Alcanzamos el mostrador de una farmacia y deposito mi prescripción médica. El farmacéutico se ausenta en busca de un frasco de 50 mililitros de morfina inyectable.
—Serán 74,60 euros —informa al regresar.
—¿74? No llegaba a 60 la última vez —reclamo, hastiada.
—Puedo buscarte el de 25 mililitros. Serían 42,90.
La idea no me complace ni un poco, pero no tengo otra opción.
***
Hoy es nuestro segundo y penúltimo día realizando el mural del instituto Altair. La pintura base ya cubre casi la totalidad del área y en breves comenzaremos a añadir los detalles: contornos y líneas de refuerzo, texturas y sombras y luces para una mayor profundidad y un estilo más realista. Hemos acordado un descanso para la merienda que nos está sentando como caído del cielo. Oliver, en cambio, no lo está aprovechando. Ha ido a hacer no sé qué a no sé dónde, diciendo que enseguida volvía, pero todavía no ha regresado.
Áurea tampoco descansa. Está de pie frente al mural, mirándolo con abstracción, como si intentara descifrar un jeroglífico. Me termino el sándwich y me levanto del banco en dirección a la ginoide. Me sitúo a su lado y le sigo la mirada, pero no encuentro lo que sea que ha robado su atención.
—¿Por qué el deber no ha de gobernar? —se pronuncia—. Es más importante que el deseo. Tendría que imponerse.
—Platón entiende el triunfo del alma como el equilibrio entre sus partes. El caballo blanco puede parecer preferible, sí. Pero incluso su reinado conduciría al caos.
—¿Por qué?
—Si el deber se impone a la razón, el alma se vuelve inflexible, obsesivamente perfeccionista y moralista en extremo, desconectándose de sus emociones y necesidades básicas, alejándose de su propia humanidad.
—No hay que abandonarse a los deseos, pero tampoco reprimirlos por completo…
—Así es. Ambas fuerzas son igual de necesarias: el caballo blanco aporta aspiraciones nobles; el negro, la energía vital para avanzar. Por eso la auriga debe…

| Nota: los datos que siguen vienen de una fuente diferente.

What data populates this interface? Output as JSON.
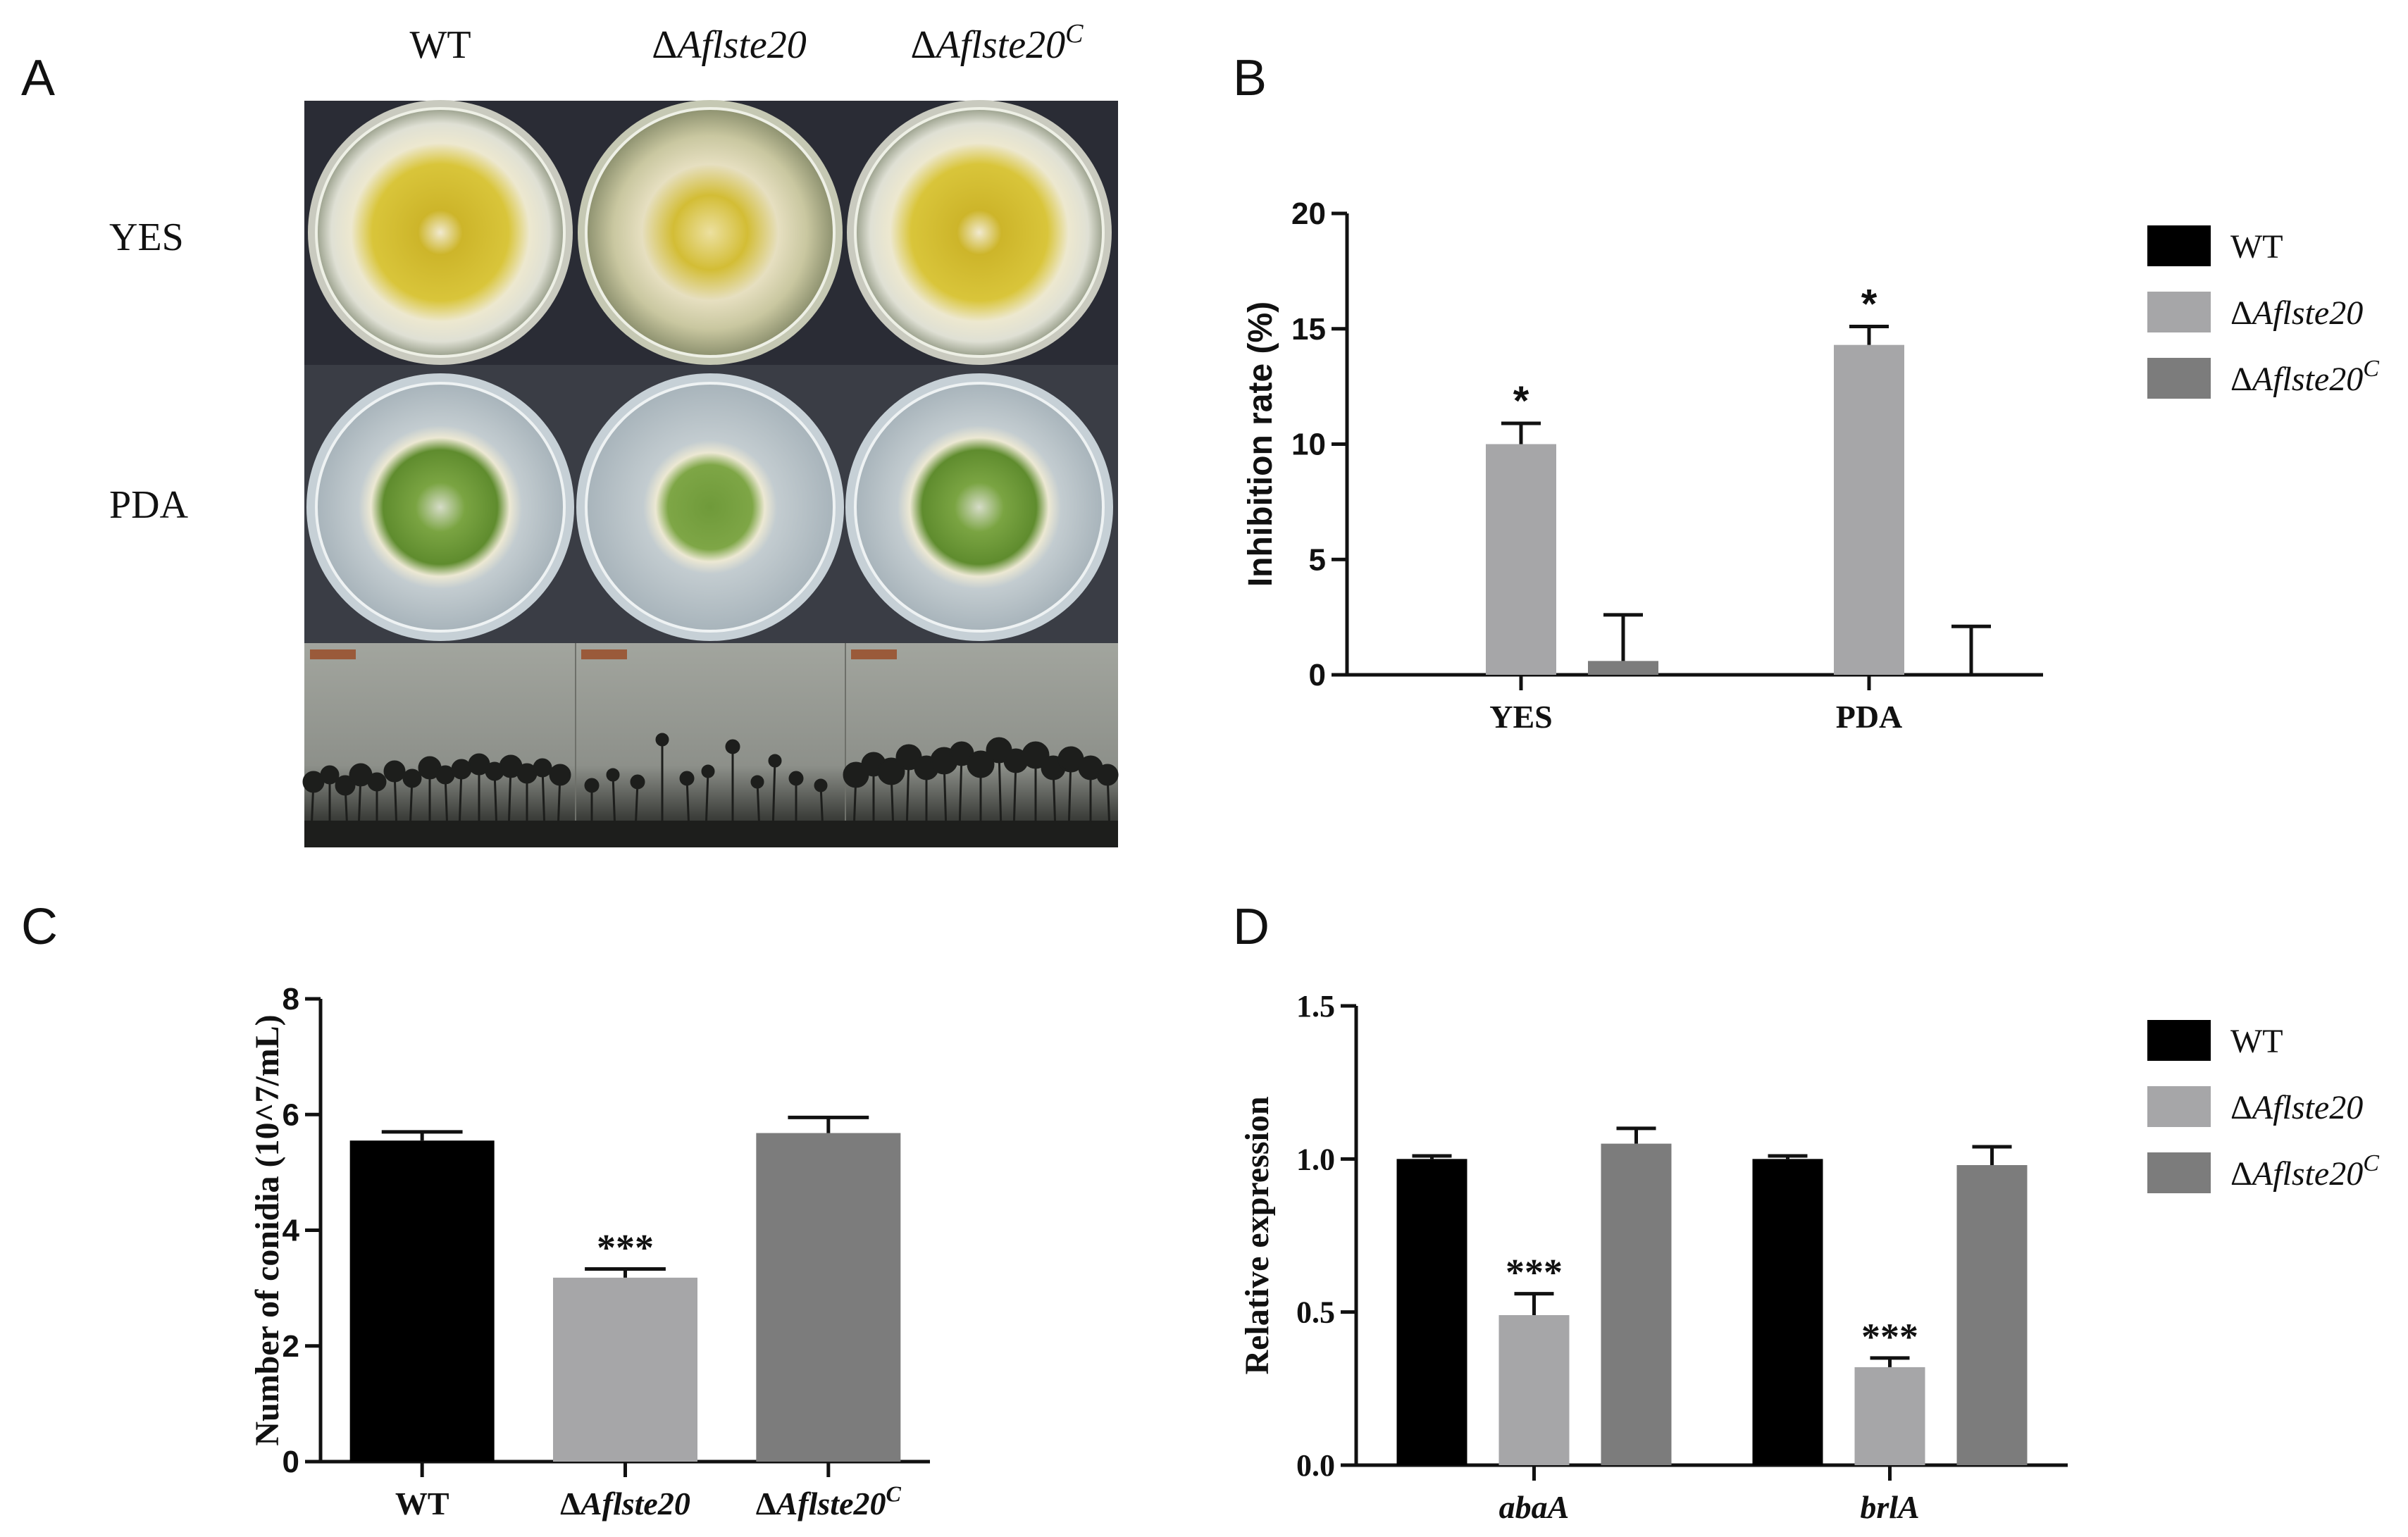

—Gobernar con paridad —me interrumpe, casi leyéndome la mente, y la miro con orgullo mientras sus ojos permanecen en la obra a medio concluir.
De pronto, Oliver llega desde algún lugar con aires de impaciencia.
—¡Venid, rápido! —pide, susurrando.
—¿Qué pasa? —quiere saber Jaime. Él y Lorena se ponen en pie, interrumpiendo su merienda.